Denver Real Estate News – December 2025

Tis the season… for slowing down

Especially in Denver real estate!

 

As the holiday season settles into colder days and festive evenings, the Denver Metro housing market follows a familiar and time-tested pattern. Historically, the final quarter of the year brings a noticeable lull: fewer new listings, fewer buyers out touring homes, and many households pausing their real estate plans until after the new year. With gatherings, travel, weather, and long to-do lists competing for attention, it’s no surprise that activity cools long before the temperatures hit their coldest.

Inventory reflects the first signs of this holiday slowdown. Active listings dropped 15.92% month-over-month, reaching 10,506, though still 12.85% higher year-over-year. For additional perspective, the average number of active listings for November from 1985–2024 is 13,416, with a record high of 27,530 in 2006 and a record low of 2,248 in 2021. Today’s inventory sits comfortably between those extremes, underscoring a market that continues to normalize rather than constrict. Meanwhile, new listings fell 41.39% month-over-month—one of the sharpest seasonal declines of the year. This aligns with typical holiday seller behavior: many homeowners temporarily withdraw their listings in November and December, and those with greater timeline flexibility often pause plans altogether until after the new year, when buyers reemerge and activity naturally increases.
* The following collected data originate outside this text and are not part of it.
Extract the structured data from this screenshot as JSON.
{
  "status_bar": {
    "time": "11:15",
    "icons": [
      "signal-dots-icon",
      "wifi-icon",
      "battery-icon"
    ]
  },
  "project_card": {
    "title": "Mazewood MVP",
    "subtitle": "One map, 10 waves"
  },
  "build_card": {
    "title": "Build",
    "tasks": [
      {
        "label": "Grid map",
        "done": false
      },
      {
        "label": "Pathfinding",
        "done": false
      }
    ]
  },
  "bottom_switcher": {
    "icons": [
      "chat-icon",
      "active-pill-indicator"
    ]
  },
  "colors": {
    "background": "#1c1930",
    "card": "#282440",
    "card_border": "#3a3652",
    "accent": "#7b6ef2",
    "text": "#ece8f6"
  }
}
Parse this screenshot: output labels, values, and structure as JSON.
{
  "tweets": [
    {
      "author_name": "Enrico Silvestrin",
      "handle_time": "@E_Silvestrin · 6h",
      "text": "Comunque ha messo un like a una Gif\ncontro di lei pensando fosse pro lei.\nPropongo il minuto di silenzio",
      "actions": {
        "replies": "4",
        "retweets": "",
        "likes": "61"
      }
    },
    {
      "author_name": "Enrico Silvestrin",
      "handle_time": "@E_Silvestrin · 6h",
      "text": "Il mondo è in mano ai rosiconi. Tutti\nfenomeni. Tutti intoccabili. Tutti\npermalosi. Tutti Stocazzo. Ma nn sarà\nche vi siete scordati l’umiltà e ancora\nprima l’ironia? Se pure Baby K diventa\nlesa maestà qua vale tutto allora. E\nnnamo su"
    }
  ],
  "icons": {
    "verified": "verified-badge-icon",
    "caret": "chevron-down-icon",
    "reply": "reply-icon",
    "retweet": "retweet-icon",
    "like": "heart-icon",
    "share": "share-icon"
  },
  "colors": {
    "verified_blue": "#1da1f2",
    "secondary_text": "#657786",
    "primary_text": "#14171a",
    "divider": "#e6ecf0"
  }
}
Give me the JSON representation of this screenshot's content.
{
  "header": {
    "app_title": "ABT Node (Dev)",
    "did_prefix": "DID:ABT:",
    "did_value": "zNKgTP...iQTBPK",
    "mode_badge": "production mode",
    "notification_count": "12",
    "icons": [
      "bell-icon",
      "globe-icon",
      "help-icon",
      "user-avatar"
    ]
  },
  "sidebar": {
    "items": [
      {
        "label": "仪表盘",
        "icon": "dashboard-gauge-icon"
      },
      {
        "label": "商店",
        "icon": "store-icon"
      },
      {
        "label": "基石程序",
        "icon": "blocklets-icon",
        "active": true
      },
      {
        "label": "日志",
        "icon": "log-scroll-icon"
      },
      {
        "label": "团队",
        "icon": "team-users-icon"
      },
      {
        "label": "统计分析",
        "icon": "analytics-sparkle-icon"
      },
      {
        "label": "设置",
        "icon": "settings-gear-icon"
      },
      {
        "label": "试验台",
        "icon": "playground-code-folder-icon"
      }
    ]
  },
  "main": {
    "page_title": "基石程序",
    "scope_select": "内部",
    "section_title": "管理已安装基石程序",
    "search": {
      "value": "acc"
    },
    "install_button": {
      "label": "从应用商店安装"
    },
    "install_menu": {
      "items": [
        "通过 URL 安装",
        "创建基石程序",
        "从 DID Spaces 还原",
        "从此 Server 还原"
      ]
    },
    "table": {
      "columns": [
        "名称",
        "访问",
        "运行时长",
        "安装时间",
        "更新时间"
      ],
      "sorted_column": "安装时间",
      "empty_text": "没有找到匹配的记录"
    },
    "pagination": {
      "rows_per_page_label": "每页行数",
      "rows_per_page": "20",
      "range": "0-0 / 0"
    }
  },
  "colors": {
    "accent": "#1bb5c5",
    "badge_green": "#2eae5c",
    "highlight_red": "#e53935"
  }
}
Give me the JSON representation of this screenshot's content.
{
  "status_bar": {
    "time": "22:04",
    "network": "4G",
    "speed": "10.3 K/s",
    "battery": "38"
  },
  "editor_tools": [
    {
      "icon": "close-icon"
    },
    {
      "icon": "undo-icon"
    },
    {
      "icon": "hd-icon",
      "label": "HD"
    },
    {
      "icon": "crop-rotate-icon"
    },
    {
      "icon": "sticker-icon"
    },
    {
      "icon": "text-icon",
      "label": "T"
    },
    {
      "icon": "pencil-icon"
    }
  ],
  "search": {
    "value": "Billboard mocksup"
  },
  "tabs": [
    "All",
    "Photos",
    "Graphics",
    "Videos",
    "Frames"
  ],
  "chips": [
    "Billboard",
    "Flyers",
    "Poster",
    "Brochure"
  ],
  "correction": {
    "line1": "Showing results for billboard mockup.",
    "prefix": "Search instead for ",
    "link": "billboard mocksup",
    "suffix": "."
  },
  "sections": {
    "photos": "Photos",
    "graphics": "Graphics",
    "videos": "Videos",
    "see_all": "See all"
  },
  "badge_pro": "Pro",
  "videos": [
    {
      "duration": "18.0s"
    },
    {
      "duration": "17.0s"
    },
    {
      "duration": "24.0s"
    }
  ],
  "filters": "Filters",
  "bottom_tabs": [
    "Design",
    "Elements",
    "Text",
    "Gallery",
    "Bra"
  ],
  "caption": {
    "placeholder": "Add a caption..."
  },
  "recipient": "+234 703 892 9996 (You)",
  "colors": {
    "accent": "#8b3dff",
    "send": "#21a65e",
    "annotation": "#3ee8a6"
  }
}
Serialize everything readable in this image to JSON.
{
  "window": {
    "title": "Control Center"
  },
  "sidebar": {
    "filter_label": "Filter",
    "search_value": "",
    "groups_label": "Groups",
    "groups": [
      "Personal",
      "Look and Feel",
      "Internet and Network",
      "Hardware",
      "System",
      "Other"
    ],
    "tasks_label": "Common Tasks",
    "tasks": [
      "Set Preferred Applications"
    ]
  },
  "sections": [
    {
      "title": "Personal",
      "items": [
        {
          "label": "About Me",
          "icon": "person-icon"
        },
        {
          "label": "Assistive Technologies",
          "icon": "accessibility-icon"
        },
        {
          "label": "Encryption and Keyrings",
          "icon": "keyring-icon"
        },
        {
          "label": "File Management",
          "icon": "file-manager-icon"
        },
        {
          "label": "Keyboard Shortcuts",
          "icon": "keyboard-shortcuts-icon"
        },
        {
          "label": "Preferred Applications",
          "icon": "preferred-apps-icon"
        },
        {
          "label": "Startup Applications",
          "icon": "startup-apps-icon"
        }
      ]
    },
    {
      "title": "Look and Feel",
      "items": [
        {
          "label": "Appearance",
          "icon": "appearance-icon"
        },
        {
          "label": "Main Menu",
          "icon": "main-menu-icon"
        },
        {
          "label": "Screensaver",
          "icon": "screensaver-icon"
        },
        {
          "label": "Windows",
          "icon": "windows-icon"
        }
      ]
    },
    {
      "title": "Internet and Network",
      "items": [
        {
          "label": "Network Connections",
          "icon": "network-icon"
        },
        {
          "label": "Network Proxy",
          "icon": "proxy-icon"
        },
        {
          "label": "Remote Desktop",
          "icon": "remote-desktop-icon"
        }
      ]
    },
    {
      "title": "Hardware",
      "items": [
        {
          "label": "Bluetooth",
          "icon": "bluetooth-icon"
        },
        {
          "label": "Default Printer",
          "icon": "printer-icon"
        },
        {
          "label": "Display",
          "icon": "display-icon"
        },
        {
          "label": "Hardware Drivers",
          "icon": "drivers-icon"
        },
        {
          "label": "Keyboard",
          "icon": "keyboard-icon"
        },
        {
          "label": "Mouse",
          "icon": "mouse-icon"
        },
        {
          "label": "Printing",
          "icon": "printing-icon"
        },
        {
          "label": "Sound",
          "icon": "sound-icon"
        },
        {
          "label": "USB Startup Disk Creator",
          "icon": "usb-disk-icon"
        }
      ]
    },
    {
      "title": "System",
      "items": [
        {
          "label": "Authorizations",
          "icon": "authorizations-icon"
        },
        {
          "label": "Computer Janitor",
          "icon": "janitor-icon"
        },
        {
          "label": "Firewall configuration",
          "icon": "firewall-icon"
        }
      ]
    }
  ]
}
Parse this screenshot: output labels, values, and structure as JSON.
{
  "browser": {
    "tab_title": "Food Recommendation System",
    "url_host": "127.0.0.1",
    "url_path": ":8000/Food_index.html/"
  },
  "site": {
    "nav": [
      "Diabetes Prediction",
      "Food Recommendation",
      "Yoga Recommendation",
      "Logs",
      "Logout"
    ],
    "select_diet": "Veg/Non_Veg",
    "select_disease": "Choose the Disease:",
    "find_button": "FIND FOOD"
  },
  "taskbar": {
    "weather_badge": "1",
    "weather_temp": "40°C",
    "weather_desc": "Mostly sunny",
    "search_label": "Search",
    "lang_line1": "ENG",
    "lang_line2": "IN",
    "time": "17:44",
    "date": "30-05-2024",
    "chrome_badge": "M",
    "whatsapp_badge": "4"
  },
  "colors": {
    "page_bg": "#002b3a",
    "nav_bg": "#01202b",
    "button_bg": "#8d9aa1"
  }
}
Homes also took longer to sell, with median days in the MLS rising to 36—up 9% from October and 26% year-over-year. Detached homes averaged 56 days and attached homes averaged 67. While longer timelines may feel unusual after the frenzied pace of recent years, they reflect a return to a healthier baseline. This was the year the market re-learned what “typical” looks like. After the intensity of bidding wars, waived contingencies, and double-digit appreciation, 2025 brought back the fundamentals: negotiation, steadier timelines, and modest price movement. A home sitting for a month isn’t a red flag—it’s a sign of balance. And buyers negotiating concessions aren’t exploiting weakness; they’re simply participating in a normal, functioning market. Looking toward 2026, those who embrace this balance will be best positioned for success, while those waiting for dramatic extremes—whether a surge or a crash—may find themselves stuck on the sidelines.

Sales activity softened alongside the season. Pending sales fell 11.05% month-over-month, while closed sales dropped 23.37%, mirroring historic holiday slowdowns as travel, weather, and end-of-year demands divert attention away from housing. Yet pending sales remained up 2.45% year-over-year, suggesting a steady foundation of buyer demand even during quieter months.